New York Medical College is a graduate health sciences university based in Westchester County, New York. The college comprises three schools: The School of Medicine, the School of Public Health, and the School of Basic Medical Sciences. It has a student body of 1,660 students, 1,350 full-time faculty members, and 1,450 part-time and voluntary faculty. The university has more than 12,000 alumni active in medical practice, healthcare administration, public health, teaching and research.
The main campus of the university is located in Valhalla, which is also the site of the university's main hospital, Westchester Medical Center. The college's second academic medical center is the Saint Vincent's Catholic Medical Center in Manhattan. The college oversees several other university hospitals in the greater New York City metropolitan area where students may rotate through over the course of their medical training. It is the leading academic biomedical research institution between New York City and Albany, with $44 million in research and programs funded by the National Institutes of Health, corporations and other sources. The university has specific strengths in the areas of cardiovascular disease, cancer, neuroscience and infectious disease.
A separate institution known as the New York Medical College for Women was founded a few years later in 1863. In 1867, it graduated the first female physician in the country, Emily Stowe. Three years later in 1870, Susan McKinney Stewart graduated as the first African-American female physician in New York State. When the Women's College closed in 1918, its students transferred to New York Medical College. In 1928 the College was the first medical school in the nation to establish a minority scholarship program.
The College occupied several different sites within New York City over the twentieth century, and finally relocated to Valhalla in the 1970s. The College became affiliated with the Archdiocese of New York in 1978, which helped provide financial stability and also established a shared commitment by the two institutions for the public good in the area of health care and the health sciences. The College now recognizes itself as in the Catholic tradition, and remains affiliated with several hospitals in the Archdiocese's health care network.
There are 774 actively enrolled students with 31% from the state of New York. Matriculates in the class of 2010 graduated from 93 college and universities across the U.S, are residents of 27 states. The class of 2010 received 9,647 applications for 194 positions. Students have an opportunity to earn joint degrees, combining the M.D. with an M.P.H., M.S. or a Ph.D. in the Graduate School of Basic Medical Sciences or School of Public Health. Grading at the school is Honors/High Pass/Pass/Fail.
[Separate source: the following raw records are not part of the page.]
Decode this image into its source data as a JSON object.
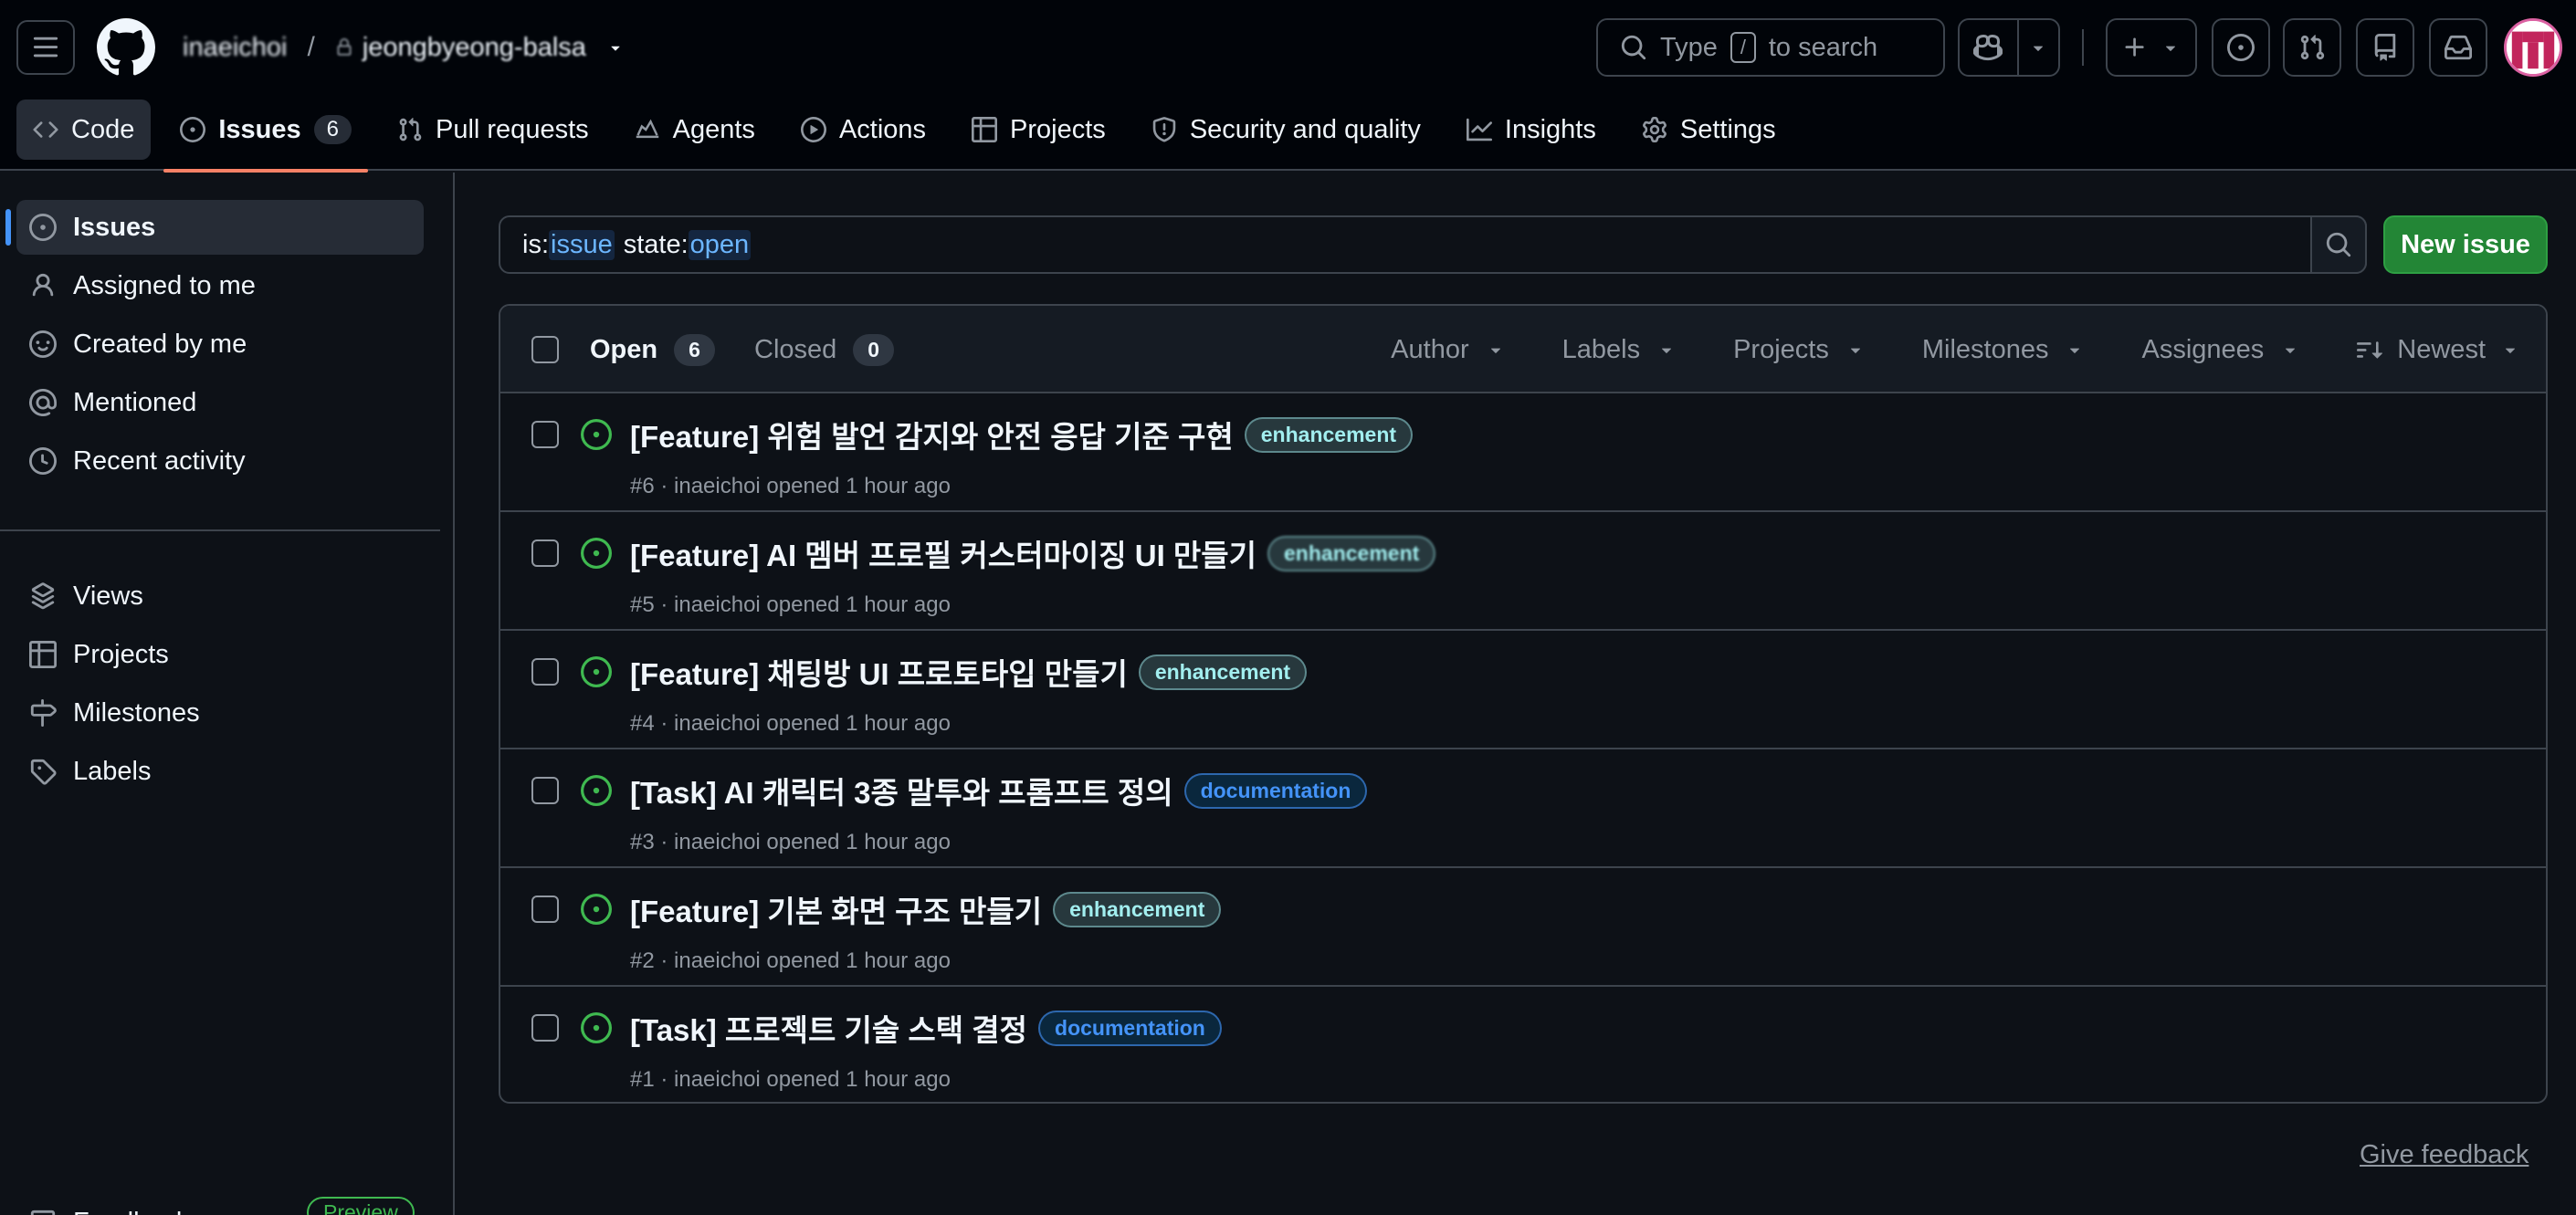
{
  "header": {
    "owner": "inaeichoi",
    "separator": "/",
    "repo": "jeongbyeong-balsa",
    "search_placeholder": "Type",
    "search_key": "/",
    "search_suffix": "to search",
    "avatar_text": "m"
  },
  "tabs": [
    {
      "label": "Code",
      "icon": "code-icon"
    },
    {
      "label": "Issues",
      "icon": "issue-opened-icon",
      "count": "6"
    },
    {
      "label": "Pull requests",
      "icon": "git-pull-request-icon"
    },
    {
      "label": "Agents",
      "icon": "agent-icon"
    },
    {
      "label": "Actions",
      "icon": "play-icon"
    },
    {
      "label": "Projects",
      "icon": "table-icon"
    },
    {
      "label": "Security and quality",
      "icon": "shield-icon"
    },
    {
      "label": "Insights",
      "icon": "graph-icon"
    },
    {
      "label": "Settings",
      "icon": "gear-icon"
    }
  ],
  "sidebar": {
    "items": [
      {
        "label": "Issues",
        "icon": "issue-opened-icon"
      },
      {
        "label": "Assigned to me",
        "icon": "person-icon"
      },
      {
        "label": "Created by me",
        "icon": "smiley-icon"
      },
      {
        "label": "Mentioned",
        "icon": "mention-icon"
      },
      {
        "label": "Recent activity",
        "icon": "clock-icon"
      }
    ],
    "items2": [
      {
        "label": "Views",
        "icon": "stack-icon"
      },
      {
        "label": "Projects",
        "icon": "table-icon"
      },
      {
        "label": "Milestones",
        "icon": "milestone-icon"
      },
      {
        "label": "Labels",
        "icon": "tag-icon"
      }
    ],
    "feedback": {
      "label": "Feedback",
      "badge": "Preview"
    }
  },
  "query": {
    "k1": "is:",
    "v1": "issue",
    "k2": "state:",
    "v2": "open"
  },
  "new_issue_label": "New issue",
  "list": {
    "open_label": "Open",
    "open_count": "6",
    "closed_label": "Closed",
    "closed_count": "0",
    "filters": [
      "Author",
      "Labels",
      "Projects",
      "Milestones",
      "Assignees"
    ],
    "sort_label": "Newest"
  },
  "issues": [
    {
      "title": "[Feature] 위험 발언 감지와 안전 응답 기준 구현",
      "label": "enhancement",
      "meta": "#6 · inaeichoi opened 1 hour ago"
    },
    {
      "title": "[Feature] AI 멤버 프로필 커스터마이징 UI 만들기",
      "label": "enhancement",
      "meta": "#5 · inaeichoi opened 1 hour ago"
    },
    {
      "title": "[Feature] 채팅방 UI 프로토타입 만들기",
      "label": "enhancement",
      "meta": "#4 · inaeichoi opened 1 hour ago"
    },
    {
      "title": "[Task] AI 캐릭터 3종 말투와 프롬프트 정의",
      "label": "documentation",
      "meta": "#3 · inaeichoi opened 1 hour ago"
    },
    {
      "title": "[Feature] 기본 화면 구조 만들기",
      "label": "enhancement",
      "meta": "#2 · inaeichoi opened 1 hour ago"
    },
    {
      "title": "[Task] 프로젝트 기술 스택 결정",
      "label": "documentation",
      "meta": "#1 · inaeichoi opened 1 hour ago"
    }
  ],
  "give_feedback": "Give feedback",
  "colors": {
    "accent_open": "#3fb950",
    "tab_underline": "#f78166",
    "new_issue_bg": "#238636",
    "background": "#0d1117"
  }
}
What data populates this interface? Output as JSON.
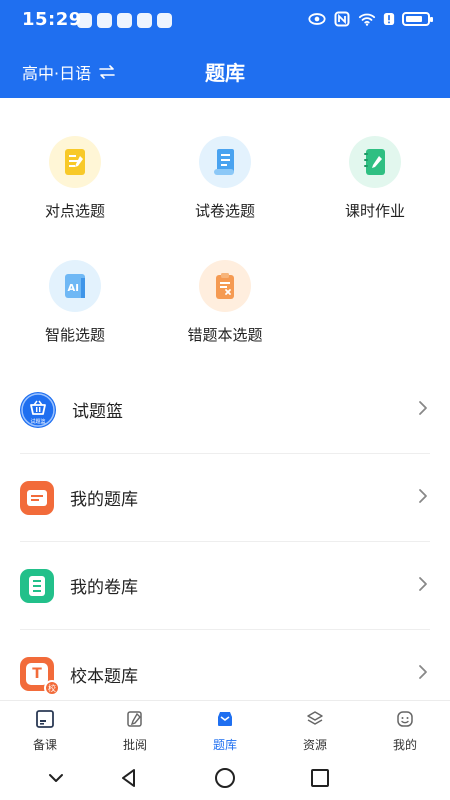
{
  "status": {
    "time": "15:29",
    "battery_level": 0.8
  },
  "header": {
    "grade_select": "高中·日语",
    "title": "题库"
  },
  "tiles": [
    {
      "label": "对点选题",
      "icon": "pencil-note-icon",
      "bg": "#fff6d6",
      "color": "#f5c518"
    },
    {
      "label": "试卷选题",
      "icon": "paper-scroll-icon",
      "bg": "#e3f2fd",
      "color": "#4aa3f0"
    },
    {
      "label": "课时作业",
      "icon": "notebook-edit-icon",
      "bg": "#e2f7ee",
      "color": "#2fbf82"
    },
    {
      "label": "智能选题",
      "icon": "ai-icon",
      "bg": "#e3f2fd",
      "color": "#5aaef2"
    },
    {
      "label": "错题本选题",
      "icon": "wrong-clipboard-icon",
      "bg": "#ffeede",
      "color": "#f59a52"
    }
  ],
  "list": [
    {
      "label": "试题篮",
      "icon": "basket-icon",
      "icon_caption": "试题篮",
      "color": "#1f6ff0"
    },
    {
      "label": "我的题库",
      "icon": "folder-lines-icon",
      "color": "#f26b3a"
    },
    {
      "label": "我的卷库",
      "icon": "document-list-icon",
      "color": "#22c08a"
    },
    {
      "label": "校本题库",
      "icon": "school-bank-icon",
      "letter": "T",
      "badge": "校",
      "color": "#f26b3a"
    }
  ],
  "tabs": [
    {
      "label": "备课",
      "icon": "lesson-prep-icon"
    },
    {
      "label": "批阅",
      "icon": "review-edit-icon"
    },
    {
      "label": "题库",
      "icon": "question-bank-icon",
      "active": true
    },
    {
      "label": "资源",
      "icon": "layers-icon"
    },
    {
      "label": "我的",
      "icon": "smiley-profile-icon"
    }
  ],
  "colors": {
    "primary": "#1f6ff0",
    "text": "#222222",
    "divider": "#eeeeee"
  }
}
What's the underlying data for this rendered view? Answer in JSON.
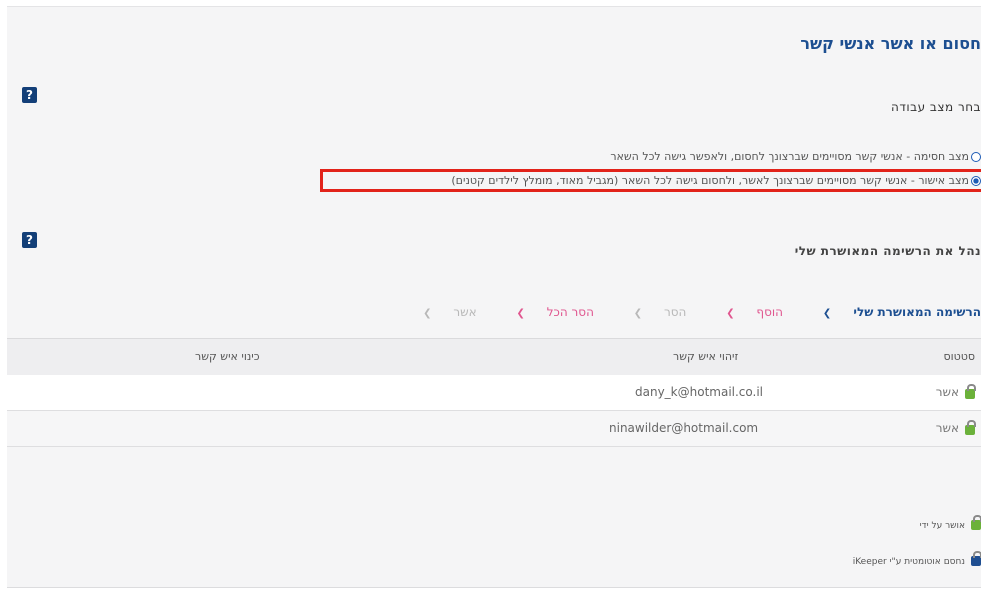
{
  "page": {
    "title": "חסום או אשר אנשי קשר",
    "help_label": "?"
  },
  "work_mode": {
    "heading": "בחר מצב עבודה",
    "options": [
      {
        "label": "מצב חסימה - אנשי קשר מסויימים שברצונך לחסום, ולאפשר גישה לכל השאר",
        "selected": false
      },
      {
        "label": "מצב אישור - אנשי קשר מסויימים שברצונך לאשר, ולחסום גישה לכל השאר (מגביל מאוד, מומלץ לילדים קטנים)",
        "selected": true
      }
    ]
  },
  "approved_list": {
    "heading": "נהל את הרשימה המאושרת שלי",
    "actions": {
      "my_list": "הרשימה המאושרת שלי",
      "add": "הוסף",
      "remove": "הסר",
      "remove_all": "הסר הכל",
      "approve": "אשר"
    },
    "columns": {
      "status": "סטטוס",
      "contact_id": "זיהוי איש קשר",
      "contact_nick": "כינוי איש קשר"
    },
    "rows": [
      {
        "status": "אשר",
        "contact_id": "dany_k@hotmail.co.il",
        "contact_nick": ""
      },
      {
        "status": "אשר",
        "contact_id": "ninawilder@hotmail.com",
        "contact_nick": ""
      }
    ]
  },
  "legend": {
    "approved_by": "אושר על ידי",
    "auto_blocked": "נחסם אוטומטית ע\"י iKeeper"
  },
  "colors": {
    "brand_blue": "#1d4f91",
    "highlight_red": "#e2231a",
    "lock_green": "#6bb13a",
    "lock_blue": "#1f4e91",
    "action_pink": "#e0568f"
  }
}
In 2008, the passing rate for the USMLE Step 1 exam was 98%, above the 94% national average.
New York Medical College School of Medicine awards approximately 190 Doctor of Medicine degrees per year. In the graduating class of 2008, 22% entered the field of internal medicine, 11% radiology, 10% emergency medicine, 10% general surgery, 10% pediatrics, 5% anesthesiology, 5% neurology, 5% ophthalmology, 5% family medicine, 4% physical medicine and rehabilitation, 3% orthopedic surgery, and 2% obstetrics and gynecology. To date, 13,270 physicians have graduated from the School of Medicine with 97% being board certified. Approximately 917 School of Medicine graduates currently serve on an American medical school faculty, including 18 department chairs.